At the Annual Meeting, our shareholders approved the election of six director nominees to hold
office until their successors are duly elected and qualified. The voting results relating to the
director elections are set forth in the tables below.
Votes Against/ | ||||||||
Directors | Votes For | Withheld | ||||||
Raúl Alarcón, Jr. |
245,051,339 | 8,919,648 | ||||||
Joseph A. Garcia |
243,148,525 | 10,822,462 | ||||||
Jose A. Villamil |
246,533,359 | 7,437,628 | ||||||
Mitchell A. Yelen |
248,438,479 | 5,532,508 | ||||||
Jason L. Shrinsky |
245,056,332 | 8,914,655 | ||||||
Manuel E. Machado |
234,132,000 | 19,838,987 |
There were no broker non-votes.
Item 8. Other Events
As previously disclosed in our Current Report on Form 8-K filed on August 31, 2010, on
August 27, 2009, we received a letter from The NASDAQ Stock Market, Inc. (NASDAQ) notifying us
that we were not in compliance with the audit committee requirements as set forth in NASDAQ Listing
Rule 5605(c)(2) (the Rule). NASDAQs letter advised us that, consistent with NASDAQ Listing
Rules 5605(b)(1)(A) and 5605(c)(4), NASDAQ will provide us a cure period to regain compliance until
the earlier of our next annual shareholders meeting or August 11, 2010. Our annual meeting took
place on June 3, 2010.
As described above, our Board has elected Mr.
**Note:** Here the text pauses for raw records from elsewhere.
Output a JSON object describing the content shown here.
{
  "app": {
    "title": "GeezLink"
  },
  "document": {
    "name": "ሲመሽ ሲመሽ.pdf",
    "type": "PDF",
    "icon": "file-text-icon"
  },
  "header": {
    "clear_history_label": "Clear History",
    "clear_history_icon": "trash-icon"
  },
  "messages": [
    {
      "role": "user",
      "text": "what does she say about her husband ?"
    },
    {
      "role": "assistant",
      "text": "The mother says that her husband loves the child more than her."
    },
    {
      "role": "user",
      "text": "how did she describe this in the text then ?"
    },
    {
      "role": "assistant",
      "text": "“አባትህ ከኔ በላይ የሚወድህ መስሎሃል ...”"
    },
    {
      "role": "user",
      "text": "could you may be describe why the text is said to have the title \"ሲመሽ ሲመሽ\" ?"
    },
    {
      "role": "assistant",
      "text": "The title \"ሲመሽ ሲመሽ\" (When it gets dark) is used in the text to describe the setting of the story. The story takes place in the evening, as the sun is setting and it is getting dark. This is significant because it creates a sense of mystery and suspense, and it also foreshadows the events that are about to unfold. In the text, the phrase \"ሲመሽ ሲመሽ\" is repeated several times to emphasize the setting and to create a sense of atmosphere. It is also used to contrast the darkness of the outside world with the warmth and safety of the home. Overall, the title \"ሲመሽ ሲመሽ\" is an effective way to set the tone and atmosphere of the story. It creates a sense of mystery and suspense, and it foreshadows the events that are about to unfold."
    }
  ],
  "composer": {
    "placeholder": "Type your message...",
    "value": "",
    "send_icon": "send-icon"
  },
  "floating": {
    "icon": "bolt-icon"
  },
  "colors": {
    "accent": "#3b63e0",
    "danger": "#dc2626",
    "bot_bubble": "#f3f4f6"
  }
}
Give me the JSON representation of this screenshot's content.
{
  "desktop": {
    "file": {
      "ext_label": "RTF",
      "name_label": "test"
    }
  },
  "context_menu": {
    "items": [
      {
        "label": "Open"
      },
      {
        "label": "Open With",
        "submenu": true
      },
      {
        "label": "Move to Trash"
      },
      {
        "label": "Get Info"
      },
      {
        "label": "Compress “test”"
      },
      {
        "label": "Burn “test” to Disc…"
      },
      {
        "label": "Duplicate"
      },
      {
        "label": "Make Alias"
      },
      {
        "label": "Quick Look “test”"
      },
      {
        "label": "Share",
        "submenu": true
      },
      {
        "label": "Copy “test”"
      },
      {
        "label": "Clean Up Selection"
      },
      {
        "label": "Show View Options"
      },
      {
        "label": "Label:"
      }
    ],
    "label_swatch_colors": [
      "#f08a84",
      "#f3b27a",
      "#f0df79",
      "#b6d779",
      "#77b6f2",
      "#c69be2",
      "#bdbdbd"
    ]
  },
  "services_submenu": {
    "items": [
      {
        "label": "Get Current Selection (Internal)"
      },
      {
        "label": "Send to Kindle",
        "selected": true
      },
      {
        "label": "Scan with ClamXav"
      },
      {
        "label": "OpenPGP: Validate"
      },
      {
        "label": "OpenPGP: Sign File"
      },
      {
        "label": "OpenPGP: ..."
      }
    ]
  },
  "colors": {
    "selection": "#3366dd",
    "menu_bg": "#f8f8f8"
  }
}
Machado as a director effective June 3, 2010. We
notified NASDAQ on June 4, 2010 that our Board has determined that Mr. Machado is qualified for
service on the Audit Committee of our Board under the Rule, and that our Board has appointed him to
serve on the Audit Committee. As a result, on June 7, 2010, we received a letter from NASDAQ
stating that we have regained compliance with the Rule (the Compliance Letter), which requires
each listed company to maintain an audit committee composed of at least three members who meet
certain eligibility criteria. The Compliance Letter is attached
hereto as Exhibit 99.1.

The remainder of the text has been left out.